The biopsychosocial or social models are the accepted modern construction of mental illness but guess what? It's no longer a medical illness.
The biopsychosocial model is what's considered the best model of mental illness according to the mainstream medical power holders, eg NICE. The model is actually a description of how every human type and variation comes to be. Three domains - biological, psychological and social - are the causes behind every person on the planet's individuality.
The labelling of some of this inalienable diversity is still justified by the concept of prognosis: the mentally ill will have a worse life. The problem is the model no longer describes a true medical issue and therefore there isn't the power of coercion.
The best model is the social model of disability and an unwritten system to simplify and manage the vagaries of emotions.

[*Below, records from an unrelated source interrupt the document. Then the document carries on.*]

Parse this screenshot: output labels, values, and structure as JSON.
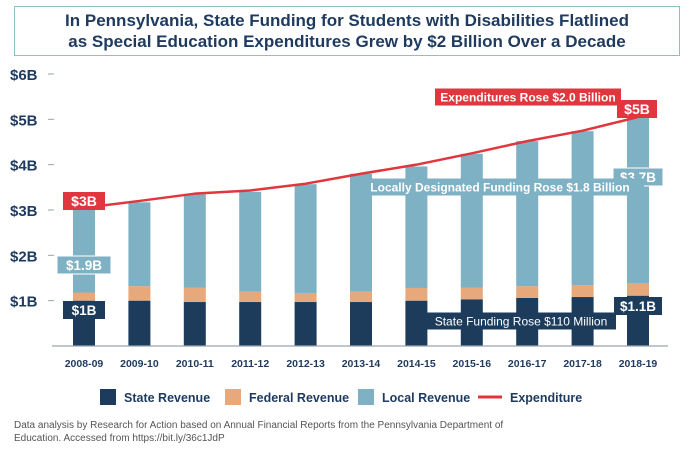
{
  "title": {
    "line1": "In Pennsylvania, State Funding for Students with Disabilities Flatlined",
    "line2": "as Special Education Expenditures Grew by $2 Billion Over a Decade"
  },
  "chart_data": {
    "type": "bar",
    "stacked": true,
    "categories": [
      "2008-09",
      "2009-10",
      "2010-11",
      "2011-12",
      "2012-13",
      "2013-14",
      "2014-15",
      "2015-16",
      "2016-17",
      "2017-18",
      "2018-19"
    ],
    "series": [
      {
        "name": "State Revenue",
        "color": "#1d3c5c",
        "values": [
          1.0,
          1.0,
          0.97,
          0.97,
          0.97,
          0.97,
          1.0,
          1.03,
          1.06,
          1.08,
          1.11
        ]
      },
      {
        "name": "Federal Revenue",
        "color": "#e7a87b",
        "values": [
          0.18,
          0.32,
          0.32,
          0.23,
          0.2,
          0.23,
          0.28,
          0.26,
          0.26,
          0.26,
          0.28
        ]
      },
      {
        "name": "Local Revenue",
        "color": "#7fb1c4",
        "values": [
          1.87,
          1.85,
          2.06,
          2.2,
          2.4,
          2.6,
          2.68,
          2.95,
          3.2,
          3.4,
          3.65
        ]
      }
    ],
    "line": {
      "name": "Expenditure",
      "color": "#e0373e",
      "values": [
        3.05,
        3.2,
        3.36,
        3.43,
        3.58,
        3.8,
        4.0,
        4.25,
        4.52,
        4.75,
        5.05
      ]
    },
    "y_ticks": [
      {
        "value": 1,
        "label": "$1B"
      },
      {
        "value": 2,
        "label": "$2B"
      },
      {
        "value": 3,
        "label": "$3B"
      },
      {
        "value": 4,
        "label": "$4B"
      },
      {
        "value": 5,
        "label": "$5B"
      },
      {
        "value": 6,
        "label": "$6B"
      }
    ],
    "ylim": [
      0,
      6
    ],
    "xlabel": "",
    "ylabel": "",
    "grid": false,
    "legend_position": "bottom",
    "annotations": {
      "expenditures_rose": "Expenditures Rose $2.0 Billion",
      "locally_designated": "Locally Designated Funding Rose $1.8 Billion",
      "state_funding_rose": "State Funding Rose $110 Million"
    },
    "data_labels": {
      "exp_start": "$3B",
      "exp_end": "$5B",
      "local_start": "$1.9B",
      "local_end": "$3.7B",
      "state_start": "$1B",
      "state_end": "$1.1B"
    },
    "colors": {
      "axis": "#1f3a5f",
      "state": "#1d3c5c",
      "federal": "#e7a87b",
      "local": "#7fb1c4",
      "expenditure": "#e0373e"
    }
  },
  "source": {
    "line1": "Data analysis by Research for Action based on Annual Financial Reports from the Pennsylvania Department of",
    "line2": "Education. Accessed from https://bit.ly/36c1JdP"
  }
}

This is radically different to the original construct of the biomedical model. It is a fundamental paradigm shift.
In fact, the social model of disability is ideologically similar to the drive towards human diversity as a paramount priority as important as human equality.
The social model favours the unreasonable treatment paradigm of changing the environment to reduce the prognosis - the concept almost or totally synonymous with disability? - rather than homogenization as was the mainstay treatment model in the last century and millennia come to think of it. Well, apart from the occasional injection of a social model message from some schizophrenic or other.
Anyway, models matter and mental health professionals haven't caught up.